Cette technique sera également utilisée par Jennifer Lee, la réalisatrice de La Reine des Neiges 2 qui lors de plusieurs interviews restera très évasive sur une possible relation lesbienne qu’aurait Elsa. Ce mystère avait pour but d’inciter les gens à aller voir le film bien que de nombreux fans furent déçus par l’absence totale de cette dite relation. 

Enfin, Joanne Rowling, connue pour continuer à épaissir l’univers de ses célèbres romans Harry Potter même une fois leur parution, a également indiqué que le personnage de Dumbledore était homosexuel. Sa sexualité n’étant absolument pas mentionnée dans les livres et les films, plusieurs fans ont pensé que cette déclaration n’avait que pour but de remplir un certain quota et d’améliorer son image. En effet, l’autrice a perdu un grand nombre de supports au fil des années à cause de ses propos transphobes et est connue pour tenter de se donner une meilleure image notamment au sein de son public plus jeune.
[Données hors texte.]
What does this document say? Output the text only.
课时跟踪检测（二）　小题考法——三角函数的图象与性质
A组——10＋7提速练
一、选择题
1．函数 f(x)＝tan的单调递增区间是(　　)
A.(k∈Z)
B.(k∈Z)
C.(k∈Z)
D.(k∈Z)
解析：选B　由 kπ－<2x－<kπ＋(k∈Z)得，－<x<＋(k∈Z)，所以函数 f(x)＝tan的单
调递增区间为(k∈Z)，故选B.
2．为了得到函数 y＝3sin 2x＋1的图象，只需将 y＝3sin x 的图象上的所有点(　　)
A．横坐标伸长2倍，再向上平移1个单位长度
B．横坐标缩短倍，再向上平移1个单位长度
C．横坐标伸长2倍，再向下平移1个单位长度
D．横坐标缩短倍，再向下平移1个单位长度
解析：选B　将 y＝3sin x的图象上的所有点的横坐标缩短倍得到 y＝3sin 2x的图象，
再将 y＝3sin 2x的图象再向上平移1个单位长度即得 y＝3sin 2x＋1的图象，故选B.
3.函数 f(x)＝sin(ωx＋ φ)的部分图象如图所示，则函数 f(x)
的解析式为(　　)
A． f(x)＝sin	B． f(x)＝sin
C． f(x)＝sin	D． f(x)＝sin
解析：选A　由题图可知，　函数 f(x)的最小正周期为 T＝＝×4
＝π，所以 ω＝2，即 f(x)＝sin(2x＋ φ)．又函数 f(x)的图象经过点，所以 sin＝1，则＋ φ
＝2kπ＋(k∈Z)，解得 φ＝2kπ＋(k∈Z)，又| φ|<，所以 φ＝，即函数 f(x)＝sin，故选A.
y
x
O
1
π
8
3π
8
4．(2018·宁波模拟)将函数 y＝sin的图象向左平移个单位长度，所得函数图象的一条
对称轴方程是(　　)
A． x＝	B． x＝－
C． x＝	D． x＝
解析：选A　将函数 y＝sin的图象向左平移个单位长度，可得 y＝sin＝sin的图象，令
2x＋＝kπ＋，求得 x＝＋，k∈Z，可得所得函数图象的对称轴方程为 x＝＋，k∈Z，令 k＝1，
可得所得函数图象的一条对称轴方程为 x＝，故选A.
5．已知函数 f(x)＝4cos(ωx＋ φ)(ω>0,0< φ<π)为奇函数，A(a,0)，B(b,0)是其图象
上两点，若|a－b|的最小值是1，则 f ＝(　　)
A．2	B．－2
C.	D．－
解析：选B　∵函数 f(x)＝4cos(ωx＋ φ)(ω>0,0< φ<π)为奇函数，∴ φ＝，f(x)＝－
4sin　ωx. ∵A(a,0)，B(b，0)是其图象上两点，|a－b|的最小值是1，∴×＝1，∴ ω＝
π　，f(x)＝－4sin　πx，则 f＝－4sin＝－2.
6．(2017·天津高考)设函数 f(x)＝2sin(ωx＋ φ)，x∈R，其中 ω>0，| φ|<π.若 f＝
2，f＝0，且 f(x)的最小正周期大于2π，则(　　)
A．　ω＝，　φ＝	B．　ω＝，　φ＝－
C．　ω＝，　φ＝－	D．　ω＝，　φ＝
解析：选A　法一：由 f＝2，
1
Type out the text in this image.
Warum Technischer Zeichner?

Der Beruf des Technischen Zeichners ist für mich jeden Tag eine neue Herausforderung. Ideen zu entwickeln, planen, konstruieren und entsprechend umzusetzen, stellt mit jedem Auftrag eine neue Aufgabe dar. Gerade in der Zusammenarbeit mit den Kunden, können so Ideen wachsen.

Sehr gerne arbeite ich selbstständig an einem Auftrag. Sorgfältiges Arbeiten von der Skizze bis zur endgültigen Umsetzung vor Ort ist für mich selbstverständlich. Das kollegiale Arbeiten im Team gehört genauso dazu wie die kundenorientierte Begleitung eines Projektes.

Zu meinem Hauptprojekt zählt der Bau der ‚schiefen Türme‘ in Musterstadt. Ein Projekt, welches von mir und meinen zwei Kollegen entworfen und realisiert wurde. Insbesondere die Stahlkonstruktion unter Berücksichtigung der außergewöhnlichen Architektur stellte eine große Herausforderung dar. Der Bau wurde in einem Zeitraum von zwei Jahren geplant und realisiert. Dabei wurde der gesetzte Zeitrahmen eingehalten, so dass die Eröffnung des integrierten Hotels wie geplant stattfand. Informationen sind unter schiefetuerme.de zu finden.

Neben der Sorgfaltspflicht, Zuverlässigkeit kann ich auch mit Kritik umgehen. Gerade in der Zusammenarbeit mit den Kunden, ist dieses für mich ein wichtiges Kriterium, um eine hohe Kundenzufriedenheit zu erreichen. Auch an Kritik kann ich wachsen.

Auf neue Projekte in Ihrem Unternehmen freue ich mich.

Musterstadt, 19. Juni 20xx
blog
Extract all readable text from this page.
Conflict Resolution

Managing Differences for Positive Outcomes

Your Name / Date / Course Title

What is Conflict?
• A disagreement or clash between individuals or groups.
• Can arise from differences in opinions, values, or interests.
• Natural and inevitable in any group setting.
Le terme étant assez large, il est toutefois important de noter l’importance de la subjectivité de celui-ci dans certains cas. En effet, pour certains, utiliser le terme de façon outrancière remettrait en question l’existence même des relations platoniques et amicales (notamment masculines) dans les fictions.

Faire résider des relations homosexuelles dans les sous-entendus serait la descendance des contournements du Code Hays. Il paraît donc assez logique de se dire que cette période est belle et bien résolue et qu’il est désormais plus que temps d’avoir de vraies représentations, avec des personnages ayant une sexualité et orientation non reniées, sans coming out dramatique, sans fins tragiques, et étant montrés au même seuil d’importance qu’une relation hétérosexuelle.

* Le terme « Queer » initialement péjoratif est un terme parapluie qui englobe toutes les personnes n’étant pas cisgenres et hétérosexuelles, il englobe donc toute la communauté LGBTQ+.

Un article écrit par Jeanne Zelikson.